Endocrine Abstracts (2017) 48 O5 | DOI: 10.1530/endoabs.48.O5

Hypercalciuric hypocalcaemia - potential pitfalls and a novel treatment option

Rebecca Gorrigan, Craig Stiles, Shang Shaho, Nathalie Bolding, Jeremy Allgrove, Neil Ashman & William Drake


St Bartholomew’s Hospital, BartsHealth NHS Trust, London, UK.


The calcium-sensing receptor (CaSR) is a G-protein coupled receptor expressed in the parathyroid gland and kidneys. Loss of function mutations of the CaSR result in familial hypocalciuric hypercalcaemia (FHH). Rarer, gain of function mutations of the CaSR result in hypercalciuric hypocalcaemia and are inherited in an autosomal dominant pattern. The phenotype varies from asymptomatic individuals, to profound hypocalcaemia. We present a severely affected individual whose case highlights the potential pitfalls in treatment of hypercalciuric hypocalcaemia and a novel therapeutic approach with a continuous parathyroid hormone (PTH) infusion. A 16 year old, Caucasian female was referred to our unit with severe hypocalcaemia and frequent fits. She was born at 31 weeks gestation and aged 2 days old was noted to be hypocalcaemic, hypomagnesaemic and hypoparathyroid. The patient’s mother had hypocalcaemia since childhood and an initial diagnosis of familial hypoparathyroidism was made. Genetic analysis aged 4 years identified a heterozygous missense CaSR mutation and she was diagnosed with hypercalciuric hypocalcaemia. Her medication included sandocal, magnesium, alfacalcidol and bendrofluazide. Biochemistry: Corr Ca++1.4–2.9 mmol/l, creatinine 101 μmol/l. Renal ultrasound:early nephrocalcinosis. A trial of subcutaneous PTH 1–34 20 μg bd and cessation of alfacalcidol/bendrofluazide, resulted in improved hypercalciuria, but persistent hypocalcaemic fits. She was thus trialled on a continuous PTH infusion, via an insulin pump (omnipod, unlicensed use) at 1.3 μg/h (concentration 125 μg/ml) resulting in a stable serum calcium, with no fits for 1 year. She was converted to a Medtronic pump due to supply issues and developed hypercalcaemia, requiring a reduction in PTH to 0.735 μg/h (concentration 35 μg/ml). This case demonstrates the potential severity of hypercalciuric hypocalcaemia and the very difficult balance between avoiding hypocalcaemic seizures and hypercalciuria-associated nephrocalcinosis.

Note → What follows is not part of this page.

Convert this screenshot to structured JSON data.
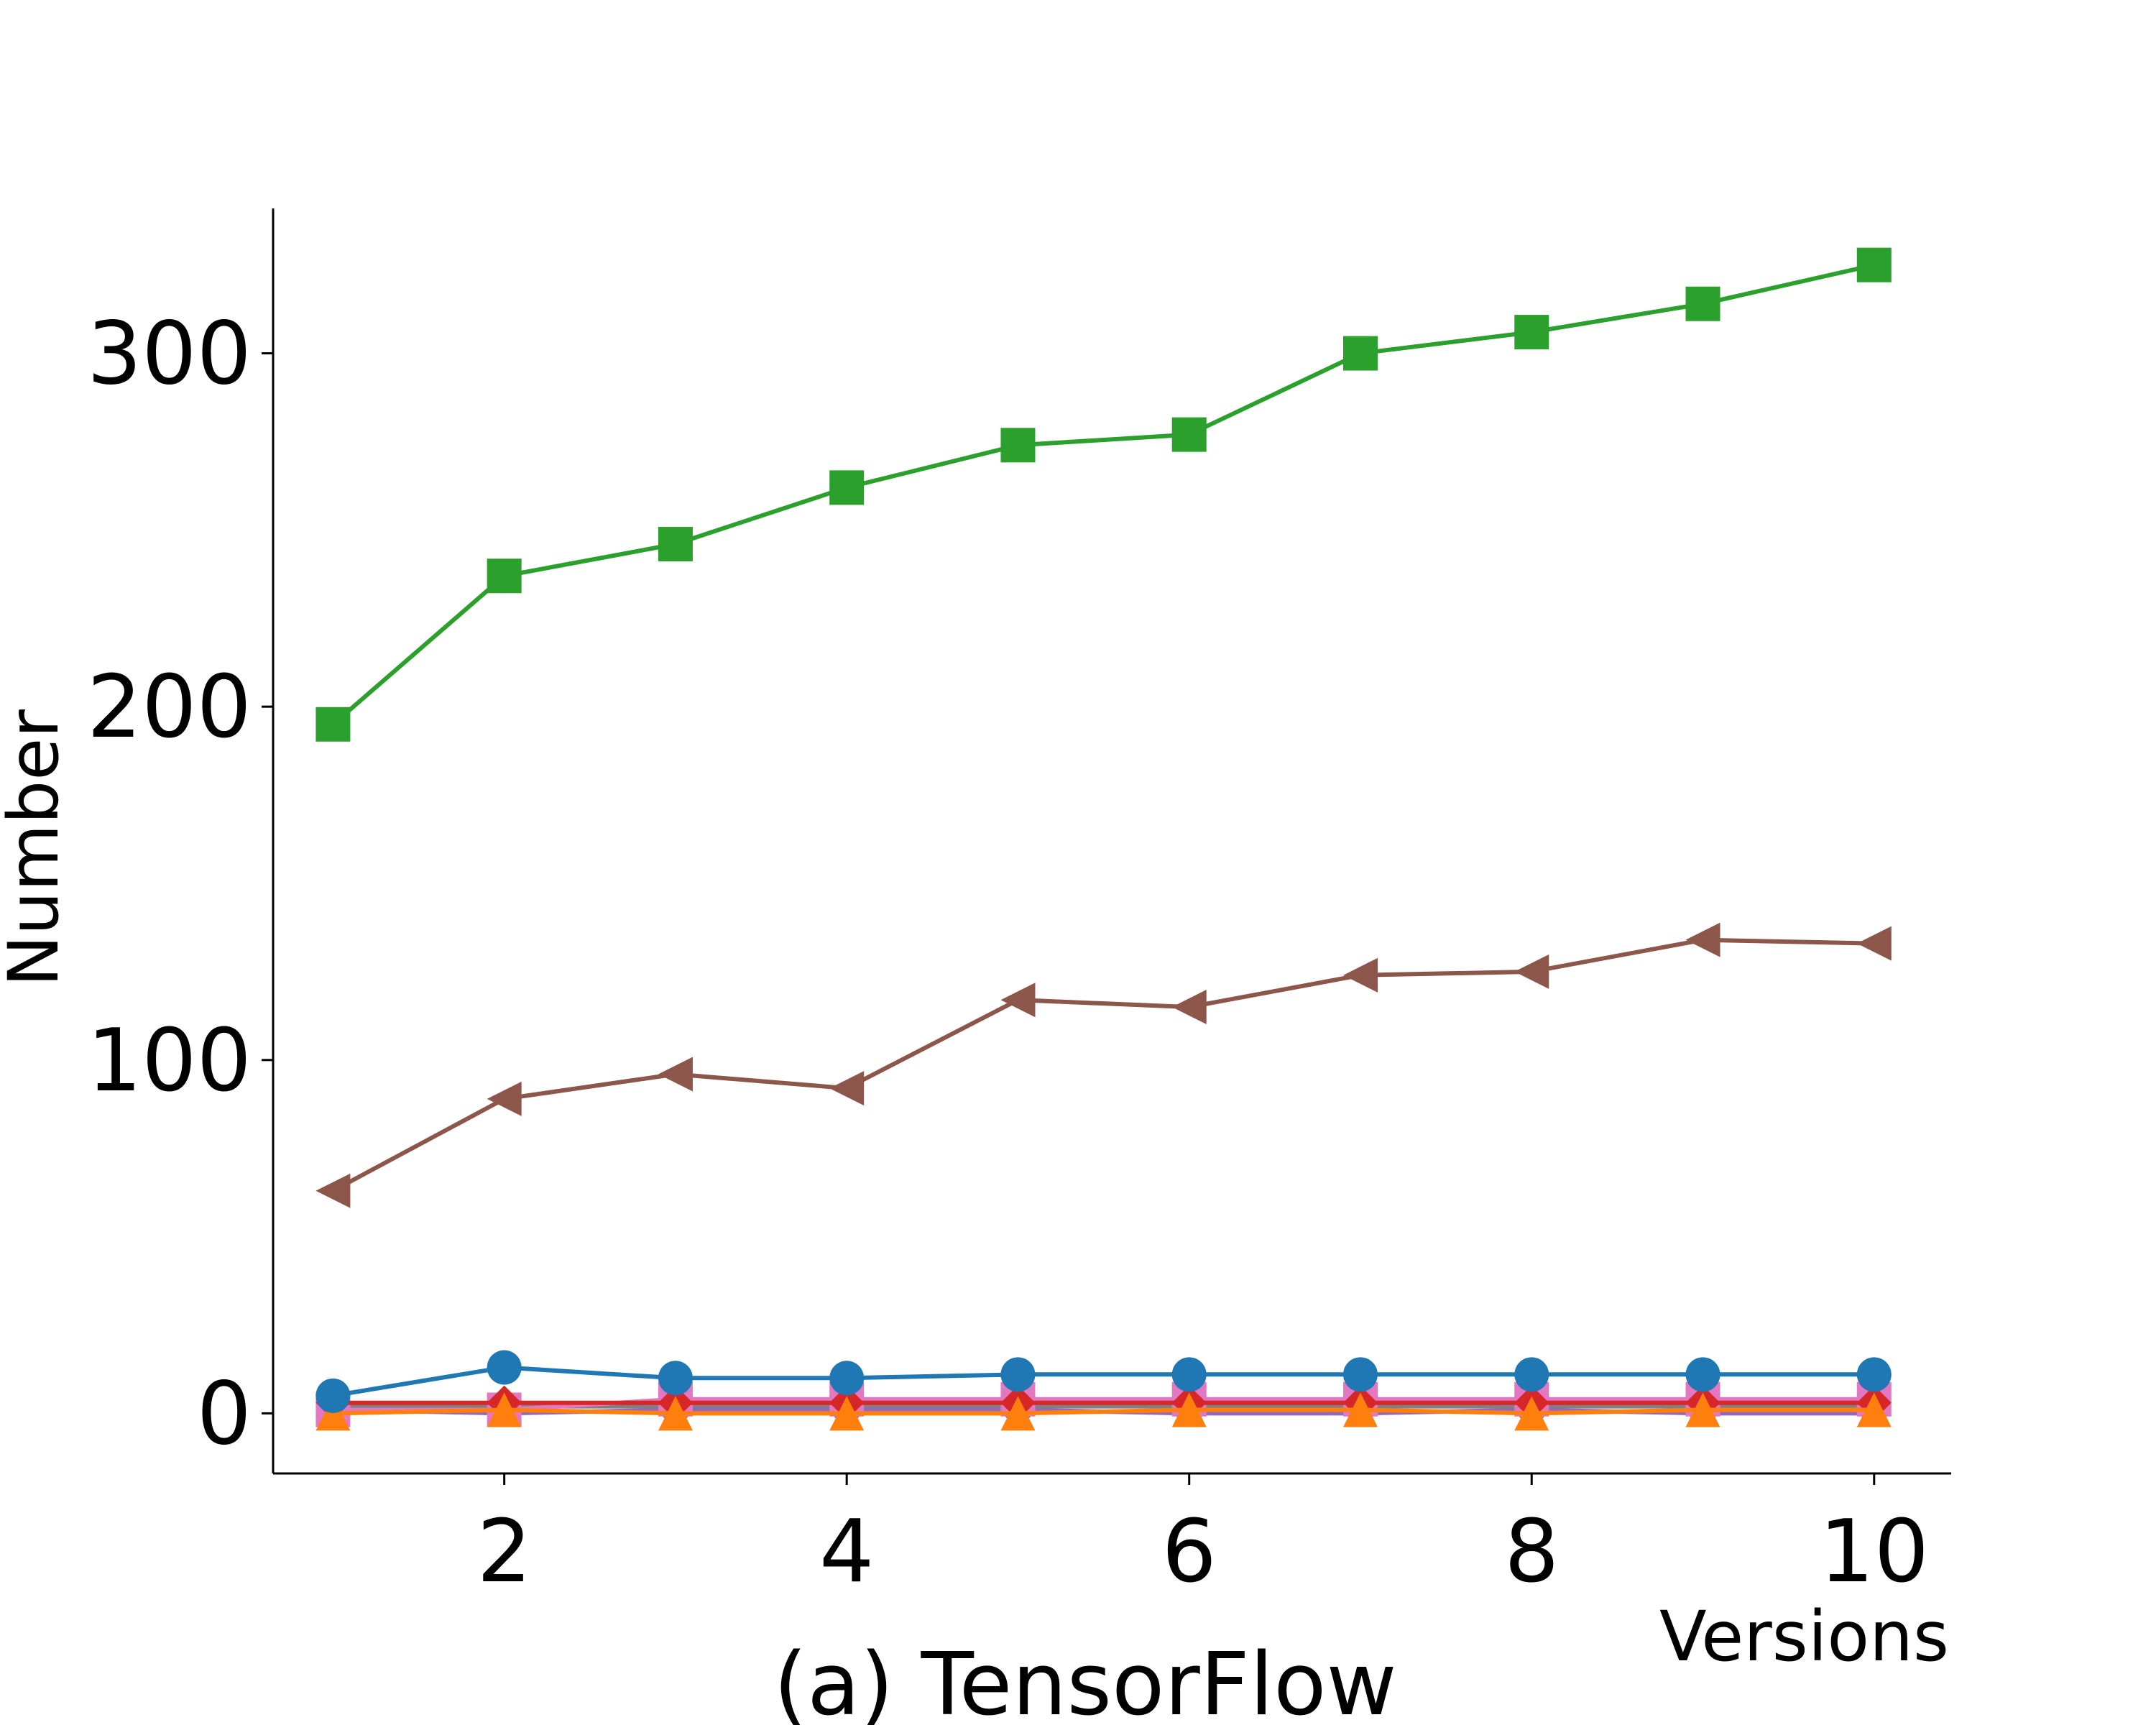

It highlights the importance of avoiding vitamin D in this condition, which worsens hypercalciuria and nephrocalcinosis. Our patient has impaired renal function and her mother has end stage renal failure. This case demonstrates the dramatic clinical improvement and smaller PTH doses that can be achieved with a continuous PTH infusion. It also shows the potential variability in PTH delivery between different insulin pumps.